CLIP-ViT-B-16-DataComp.XL-s13B-b90K
Property | Value |
---|---|
License | MIT |
Training Data | DataComp-1B (1.4B samples) |
ImageNet Accuracy | 73.5% (zero-shot) |
Research Paper | DataComp Paper |
What is CLIP-ViT-B-16-DataComp.XL-s13B-b90K?
This is a CLIP Vision Transformer (ViT-B/16) model trained on the extensive DataComp-1B dataset using OpenCLIP framework. Developed by LAION, it represents a significant advancement in zero-shot image classification capabilities, trained on Stability.ai's infrastructure.
Implementation Details
The model leverages the Vision Transformer architecture with a 16x16 patch size, trained on a carefully curated dataset of 1.4 billion samples. It's built using the OpenCLIP framework, which enables efficient training of large-scale vision-language models.

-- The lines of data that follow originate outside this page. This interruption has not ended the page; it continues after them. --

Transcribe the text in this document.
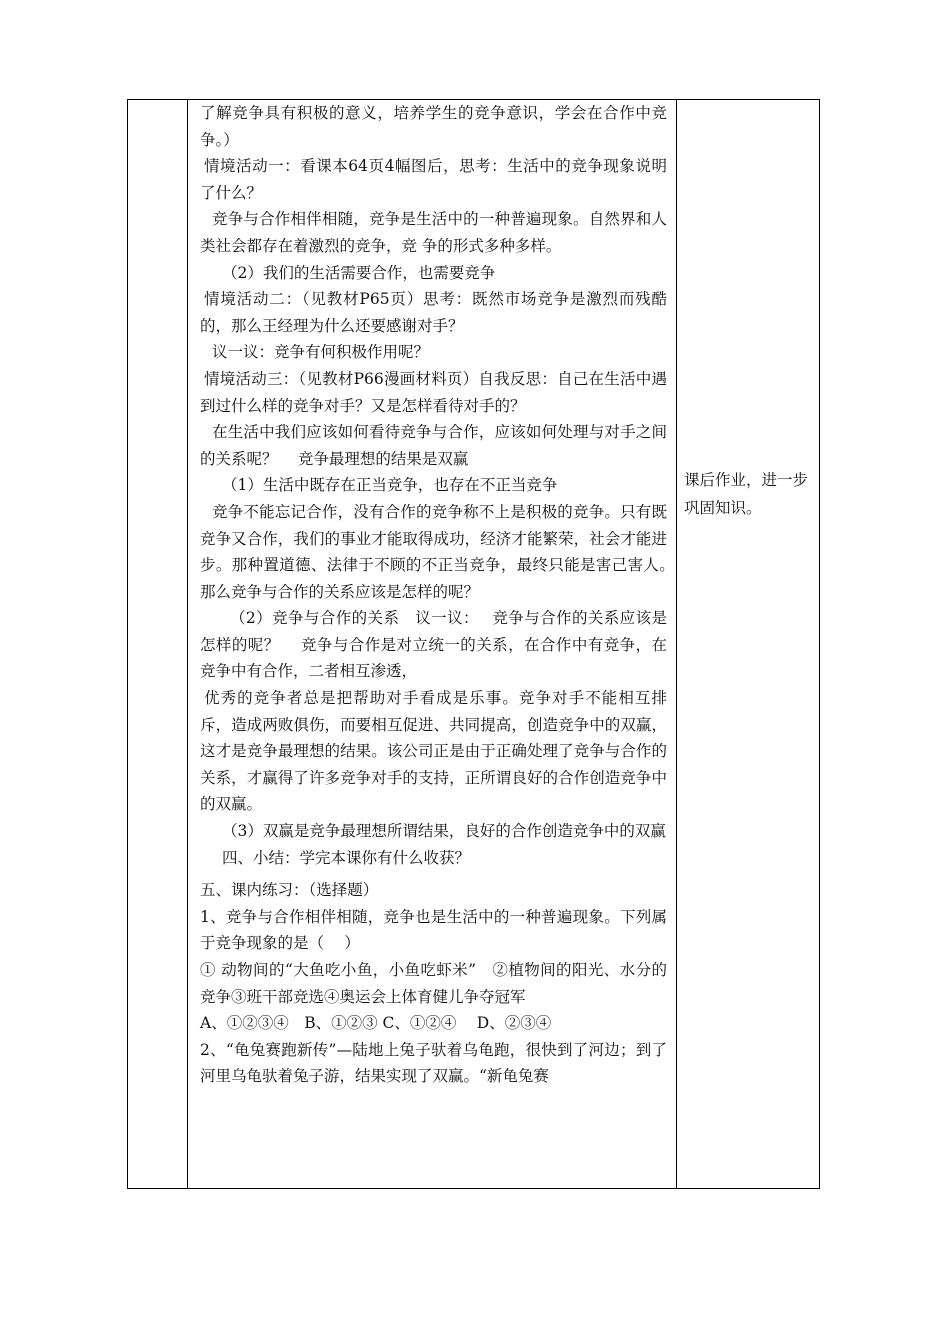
了解竞争具有积极的意义，培养学生的竞争意识，学会在合作中竞争。）

情境活动一：看课本64页4幅图后，思考：生活中的竞争现象说明了什么？

竞争与合作相伴相随，竞争是生活中的一种普遍现象。自然界和人类社会都存在着激烈的竞争，竞 争的形式多种多样。

（2）我们的生活需要合作，也需要竞争

情境活动二：（见教材P65页）思考：既然市场竞争是激烈而残酷的，那么王经理为什么还要感谢对手？

议一议：竞争有何积极作用呢？

情境活动三：（见教材P66漫画材料页）自我反思：自己在生活中遇到过什么样的竞争对手？又是怎样看待对手的？

在生活中我们应该如何看待竞争与合作，应该如何处理与对手之间的关系呢？　 竞争最理想的结果是双赢

（1）生活中既存在正当竞争，也存在不正当竞争

竞争不能忘记合作，没有合作的竞争称不上是积极的竞争。只有既竞争又合作，我们的事业才能取得成功，经济才能繁荣，社会才能进步。那种置道德、法律于不顾的不正当竞争，最终只能是害己害人。　 那么竞争与合作的关系应该是怎样的呢？

（2）竞争与合作的关系　议一议：　 竞争与合作的关系应该是怎样的呢？　 竞争与合作是对立统一的关系，在合作中有竞争，在竞争中有合作，二者相互渗透，

优秀的竞争者总是把帮助对手看成是乐事。竞争对手不能相互排斥，造成两败俱伤，而要相互促进、共同提高，创造竞争中的双赢，这才是竞争最理想的结果。该公司正是由于正确处理了竞争与合作的关系，才赢得了许多竞争对手的支持，正所谓良好的合作创造竞争中的双赢。

（3）双赢是竞争最理想所谓结果，良好的合作创造竞争中的双赢

四、小结：学完本课你有什么收获？

五、课内练习：（选择题）

1、竞争与合作相伴相随，竞争也是生活中的一种普遍现象。下列属于竞争现象的是（　 ）

① 动物间的“大鱼吃小鱼，小鱼吃虾米”　②植物间的阳光、水分的竞争③班干部竞选④奥运会上体育健儿争夺冠军

A、①②③④　B、①②③ C、①②④　 D、②③④

2、“龟兔赛跑新传”—陆地上兔子驮着乌龟跑，很快到了河边；到了河里乌龟驮着兔子游，结果实现了双赢。“新龟兔赛

课后作业，进一步巩固知识。
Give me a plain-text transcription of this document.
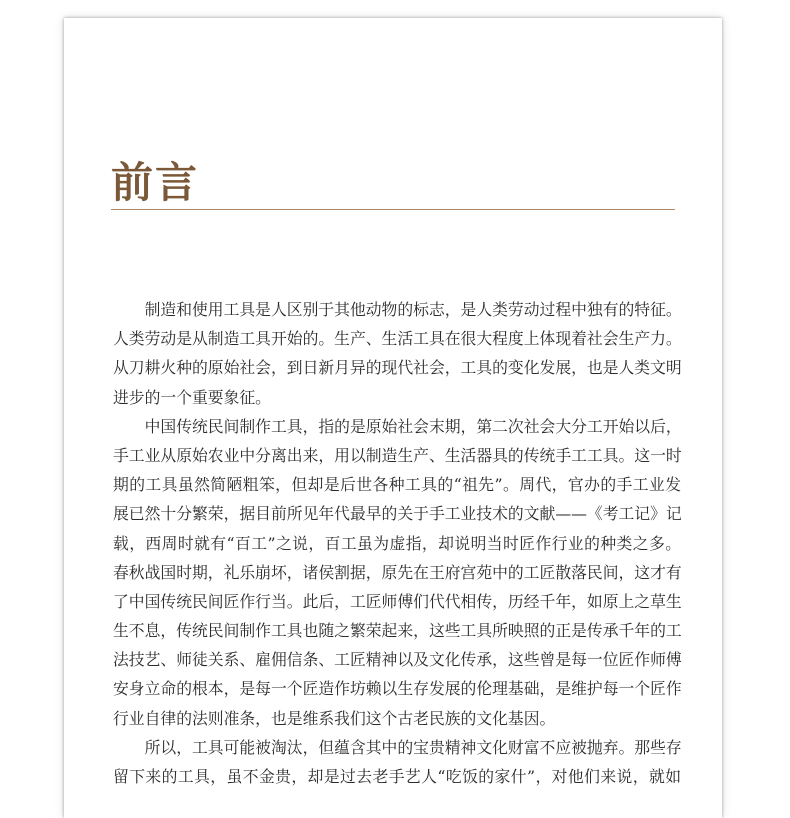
前言
　　制造和使用工具是人区别于其他动物的标志，是人类劳动过程中独有的特征。
人类劳动是从制造工具开始的。生产、生活工具在很大程度上体现着社会生产力。
从刀耕火种的原始社会，到日新月异的现代社会，工具的变化发展，也是人类文明
进步的一个重要象征。
　　中国传统民间制作工具，指的是原始社会末期，第二次社会大分工开始以后，
手工业从原始农业中分离出来，用以制造生产、生活器具的传统手工工具。这一时
期的工具虽然简陋粗笨，但却是后世各种工具的“祖先”。周代，官办的手工业发
展已然十分繁荣，据目前所见年代最早的关于手工业技术的文献——《考工记》记
载，西周时就有“百工”之说，百工虽为虚指，却说明当时匠作行业的种类之多。
春秋战国时期，礼乐崩坏，诸侯割据，原先在王府宫苑中的工匠散落民间，这才有
了中国传统民间匠作行当。此后，工匠师傅们代代相传，历经千年，如原上之草生
生不息，传统民间制作工具也随之繁荣起来，这些工具所映照的正是传承千年的工
法技艺、师徒关系、雇佣信条、工匠精神以及文化传承，这些曾是每一位匠作师傅
安身立命的根本，是每一个匠造作坊赖以生存发展的伦理基础，是维护每一个匠作
行业自律的法则准条，也是维系我们这个古老民族的文化基因。
　　所以，工具可能被淘汰，但蕴含其中的宝贵精神文化财富不应被抛弃。那些存
留下来的工具，虽不金贵，却是过去老手艺人“吃饭的家什”，对他们来说，就如
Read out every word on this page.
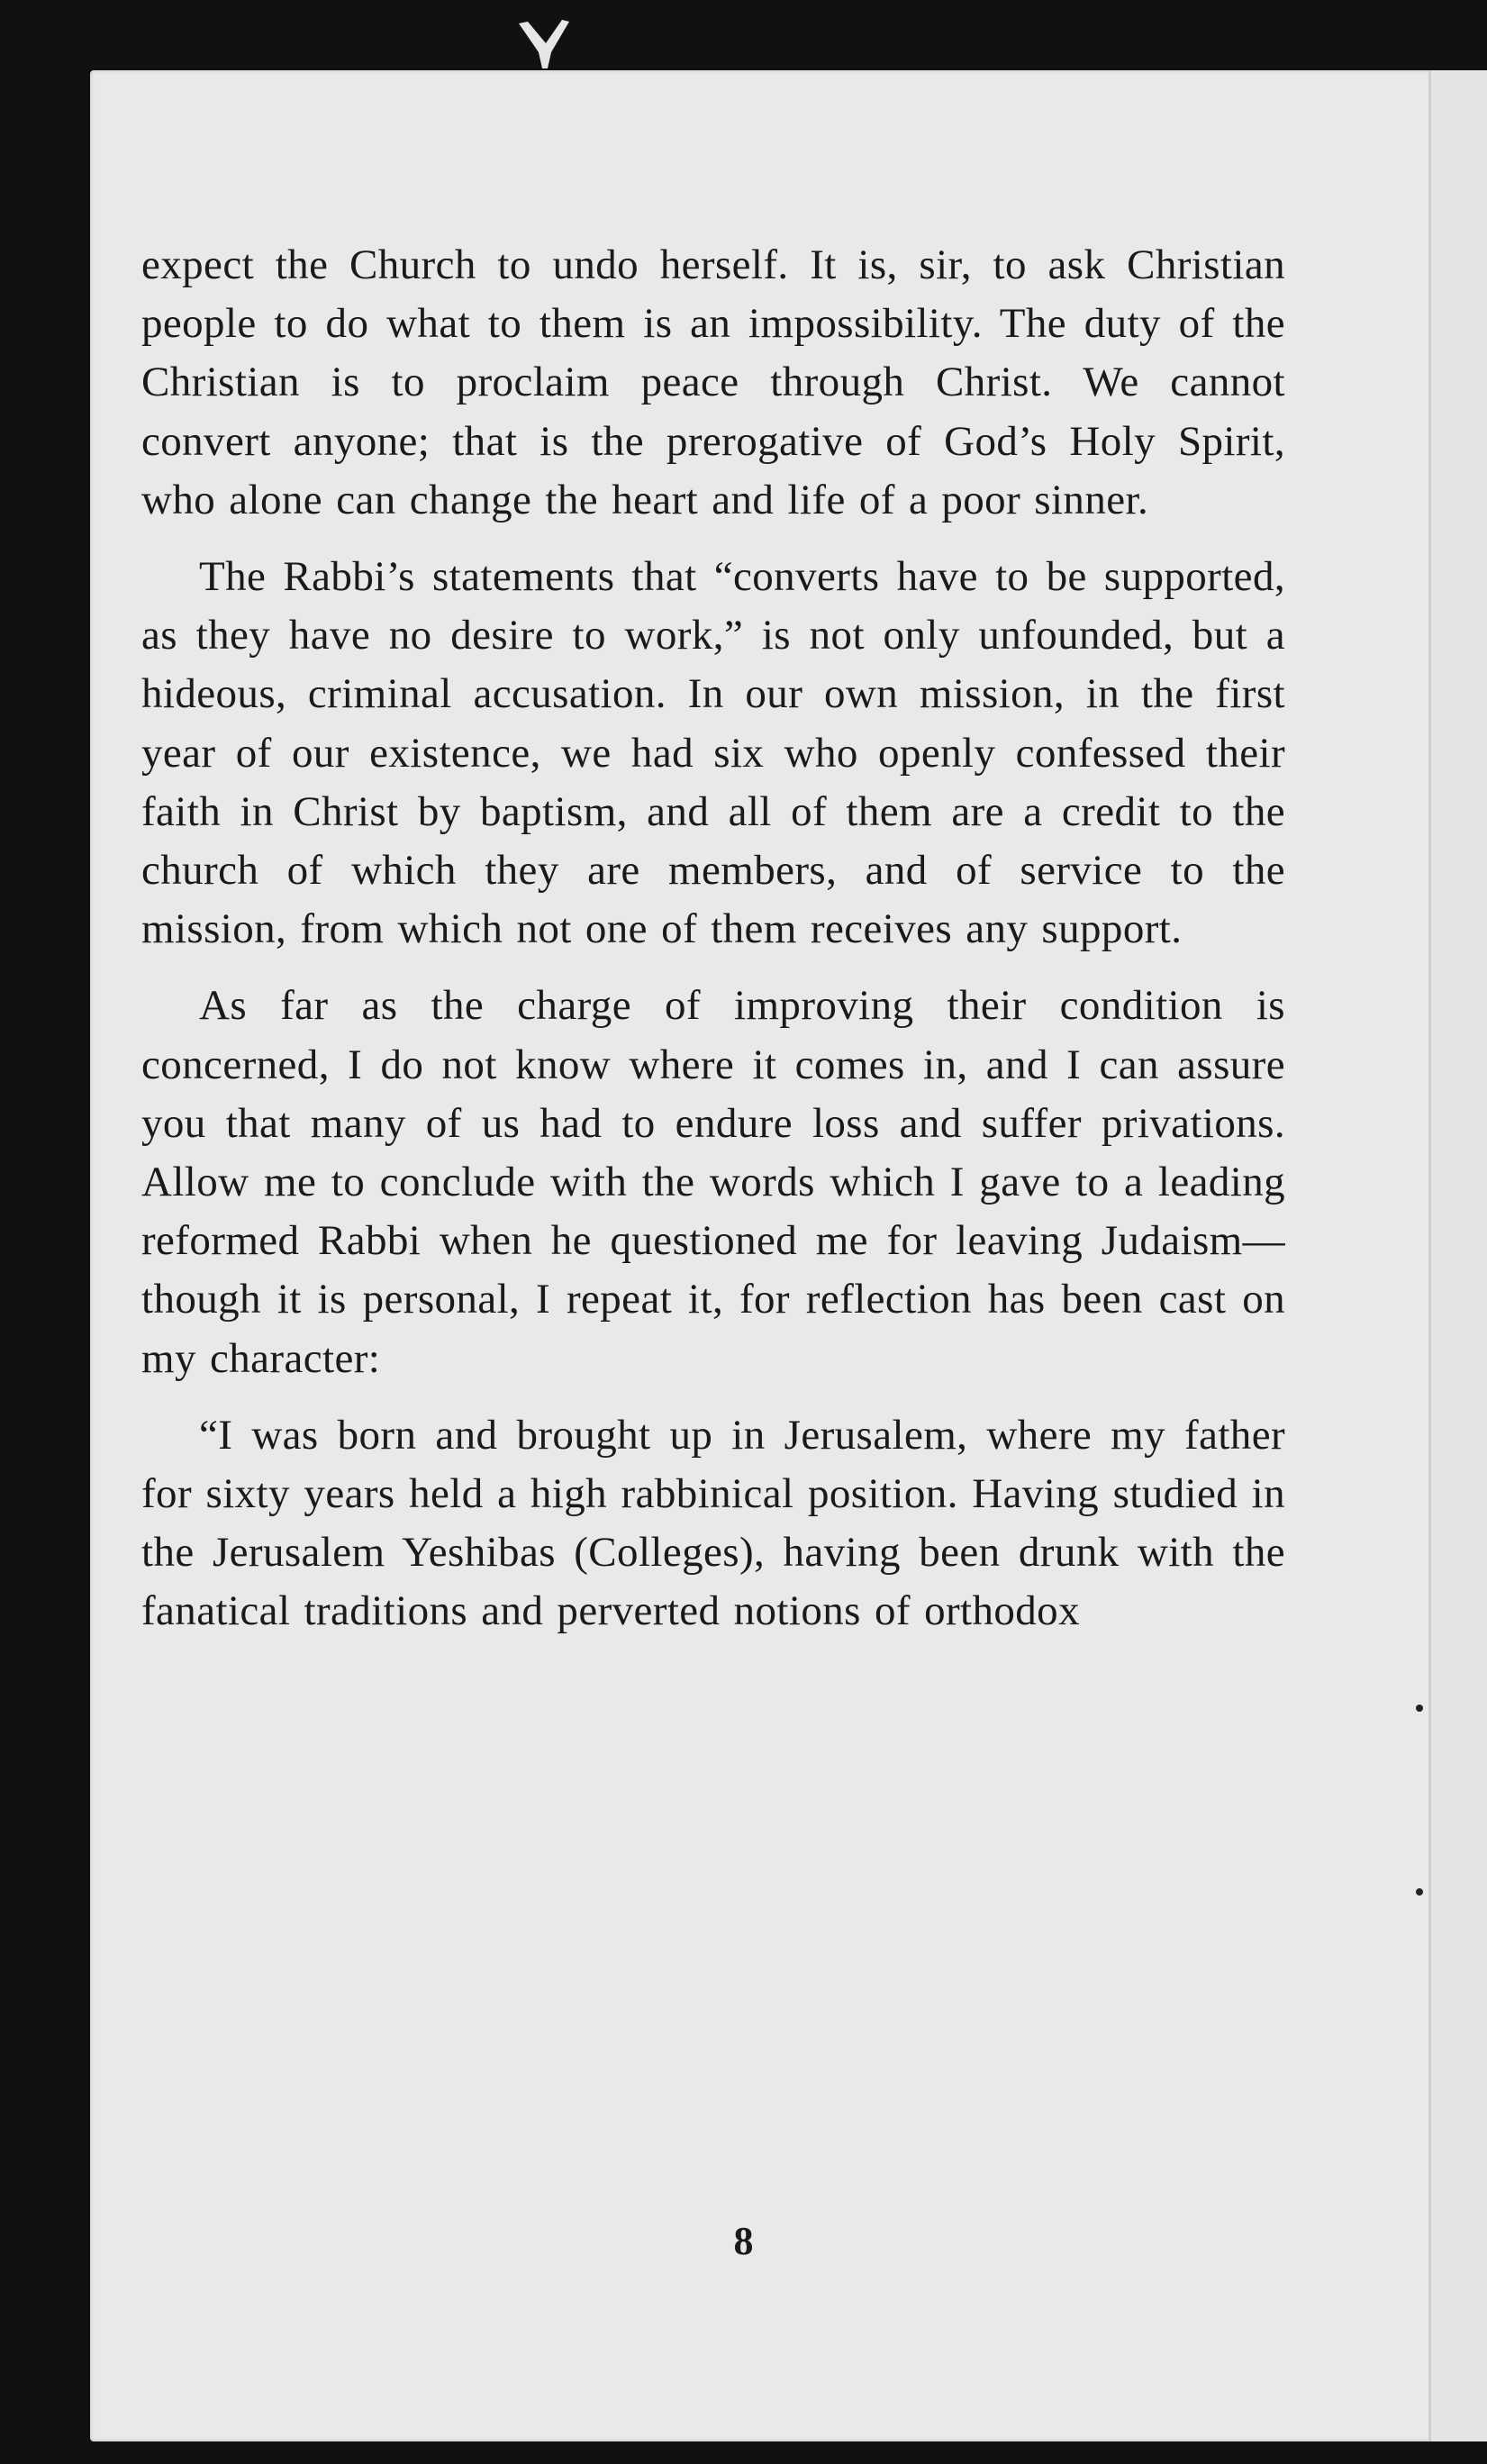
expect the Church to undo herself. It is, sir, to ask Christian people to do what to them is an impossibility. The duty of the Christian is to proclaim peace through Christ. We cannot convert anyone; that is the prerogative of God’s Holy Spirit, who alone can change the heart and life of a poor sinner.

The Rabbi’s statements that “converts have to be supported, as they have no desire to work,” is not only unfounded, but a hideous, criminal accusation. In our own mission, in the first year of our existence, we had six who openly confessed their faith in Christ by baptism, and all of them are a credit to the church of which they are members, and of service to the mission, from which not one of them receives any support.

As far as the charge of improving their condition is concerned, I do not know where it comes in, and I can assure you that many of us had to endure loss and suffer privations. Allow me to conclude with the words which I gave to a leading reformed Rabbi when he questioned me for leaving Judaism—though it is personal, I repeat it, for reflection has been cast on my character:

“I was born and brought up in Jerusalem, where my father for sixty years held a high rabbinical position. Having studied in the Jerusalem Yeshibas (Colleges), having been drunk with the fanatical traditions and perverted notions of orthodox

8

- Achieves 73.5% zero-shot top-1 accuracy on ImageNet-1k
- Evaluated on 38 different datasets
- Built for research and experimental purposes
Core Capabilities
- Zero-shot image classification
- Image and text retrieval
- Transfer learning for downstream tasks
- Image generation guidance and conditioning
Frequently Asked Questions
Q: What makes this model unique?
The model stands out for its training on the massive DataComp-1B dataset and its impressive zero-shot classification capabilities, achieving 73.5% accuracy on ImageNet without specific training for the task.
Q: What are the recommended use cases?
The model is primarily intended for research purposes, including zero-shot classification, image-text retrieval, and as a foundation for transfer learning. However, it's not recommended for deployed commercial applications without thorough testing.